The Biden administration has kept Artemis largely intact. The initial fleet of missions will see the launch of three missions:

  • Artemis I, an uncrewed mission to the Moon as a test for the Orion spacecraft and Space Launch System to work out any technological hiccups along the way. NASA expects to launch the mission later this year, no earlier than June.
  • Artemis II, a crewed mission that will see NASA astronauts return to the Moon, but stop short of landing. NASA intends to launch this mission no earlier than May 2024. It won’t orbit the Moon — rather, it will swing around its far side before returning to Earth.
  • Artemis III, the final scheduled mission, will see humans set foot on the shadowy South Pole of the Moon.

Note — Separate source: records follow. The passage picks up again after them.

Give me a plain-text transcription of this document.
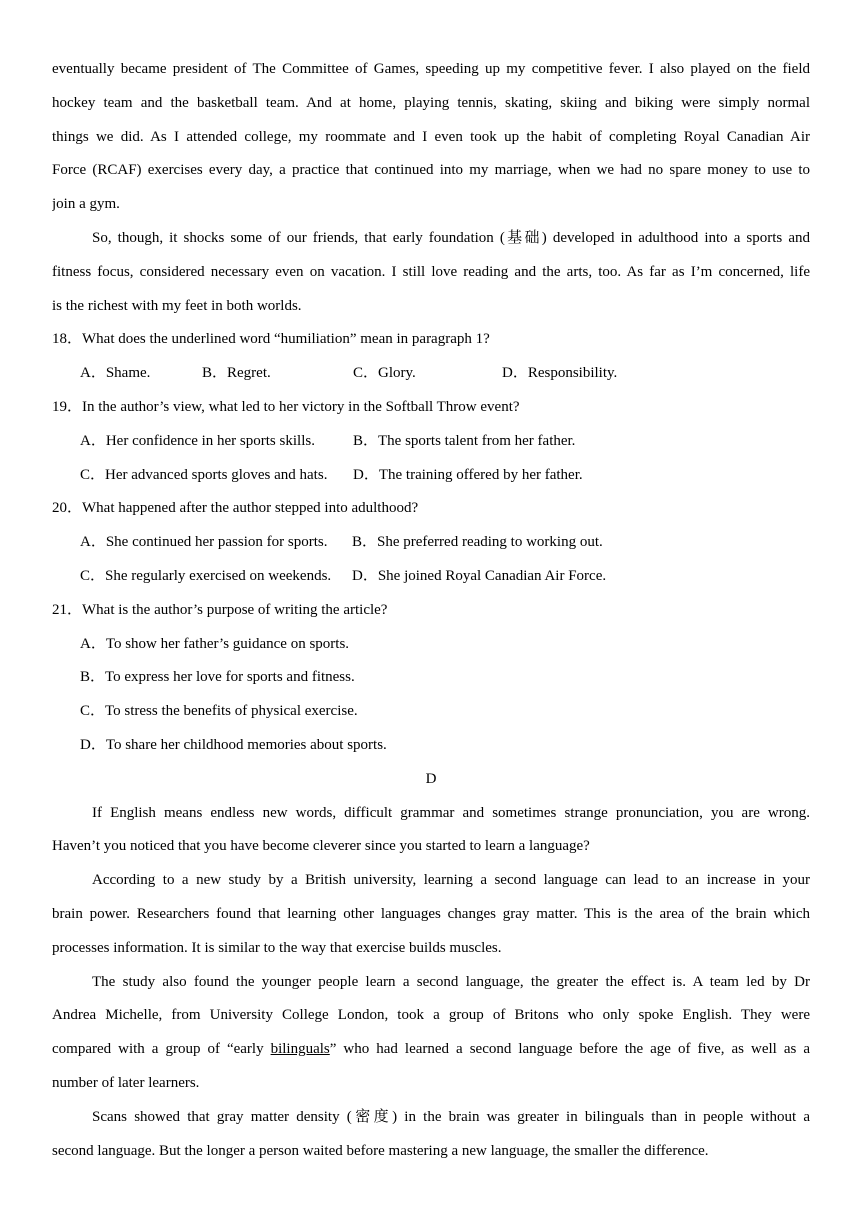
eventually became president of The Committee of Games, speeding up my competitive fever. I also played on the field
hockey team and the basketball team. And at home, playing tennis, skating, skiing and biking were simply normal
things we did. As I attended college, my roommate and I even took up the habit of completing Royal Canadian Air
Force (RCAF) exercises every day, a practice that continued into my marriage, when we had no spare money to use to
join a gym.
So, though, it shocks some of our friends, that early foundation (基础) developed in adulthood into a sports and
fitness focus, considered necessary even on vacation. I still love reading and the arts, too. As far as I’m concerned, life
is the richest with my feet in both worlds.
18．What does the underlined word “humiliation” mean in paragraph 1?
A．Shame.	B．Regret.	C．Glory.	D．Responsibility.
19．In the author’s view, what led to her victory in the Softball Throw event?
A．Her confidence in her sports skills.	B．The sports talent from her father.
C．Her advanced sports gloves and hats. D．The training offered by her father.
20．What happened after the author stepped into adulthood?
A．She continued her passion for sports. B．She preferred reading to working out.
C．She regularly exercised on weekends. D．She joined Royal Canadian Air Force.
21．What is the author’s purpose of writing the article?
A．To show her father’s guidance on sports.
B．To express her love for sports and fitness.
C．To stress the benefits of physical exercise.
D．To share her childhood memories about sports.
D
If English means endless new words, difficult grammar and sometimes strange pronunciation, you are wrong.
Haven’t you noticed that you have become cleverer since you started to learn a language?
According to a new study by a British university, learning a second language can lead to an increase in your
brain power. Researchers found that learning other languages changes gray matter. This is the area of the brain which
processes information. It is similar to the way that exercise builds muscles.
The study also found the younger people learn a second language, the greater the effect is. A team led by Dr
Andrea Michelle, from University College London, took a group of Britons who only spoke English. They were
compared with a group of “early bilinguals” who had learned a second language before the age of five, as well as a
number of later learners.
Scans showed that gray matter density (密度) in the brain was greater in bilinguals than in people without a
second language. But the longer a person waited before mastering a new language, the smaller the difference.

NASA wants a woman and a person of color to be part of this mission, though astronaut selection has yet to be announced. The mission will rendezvous with a space station known as the Lunar Gateway (that has also yet to be launched) before sending a crew of two down to the surface in the Starship HLS vehicle. This makes NASA’s existing partnership with SpaceX critical to the success of the mission.

The new round of proposals sees the agency looking beyond its initial three missions and into a continuous set of lunar missions — something necessary if the agency intends to make good on its plans for a Moonbase.

What about Mars?

A photo of Mars taken by NASA’s Perseverance rover.


Several times throughout the press conference, Nelson, Watson-Morgan, and NASA associate Jim Free, associate administrator for NASA’s Exploration Systems Development Mission Directorate, reiterated the agency’s commitment to a Mars landing. Free says everything the agency does with Artemis also has Mars in mind, and Nelson says the lessons learned from Artemis will tell the agency how humans will fair in deep space.

NASA wants to land humans on Mars in the late 2030s or early 2040s, using much of the same architecture as the Artemis program. But rather than a few days flight, a mission to Mars will take six months, during which astronauts will be exposed to the dangers of space radiation and the expedited wear and tear of the human body in a microgravity environment. The Lunar Gateway even ties into this — while the International Space Station orbits a couple hundred miles above Earth, the Gateway will be in deep space, away from the protective shield Earth provides astronauts from the harsher space environment.

The SpaceX HLS will deliver NASA astronauts to the surface of the Moon for the first time in more than 50 years.


Is SpaceX still involved in Artemis?

During the call, the agency reiterated its support for the existing HLS contract and called for new developments in the existing contract with the extended Artemis missions in mind. The new RFPs will serve as something more of missions to be done in tandem with the HLS or as a backup.

“Competition leads to better, more reliable outcomes,” Nelson said. “It benefits everybody, it benefits NASA, it benefits the American people. It’s obvious, the benefits of competition.” Existing Artemis III plans thus remain in place, but in concert with the RFPs, NASA will work with SpaceX to further develop the sustainable lunar outpost development.

Money for the program — both the new RFPs and NASA’s existing lunar partnership with SpaceX — are expected next week, when President Joe Biden will release the Fiscal Year 2023 budget.

“Artemis is a complex campaign with many exciting milestones ahead of us,” Free says.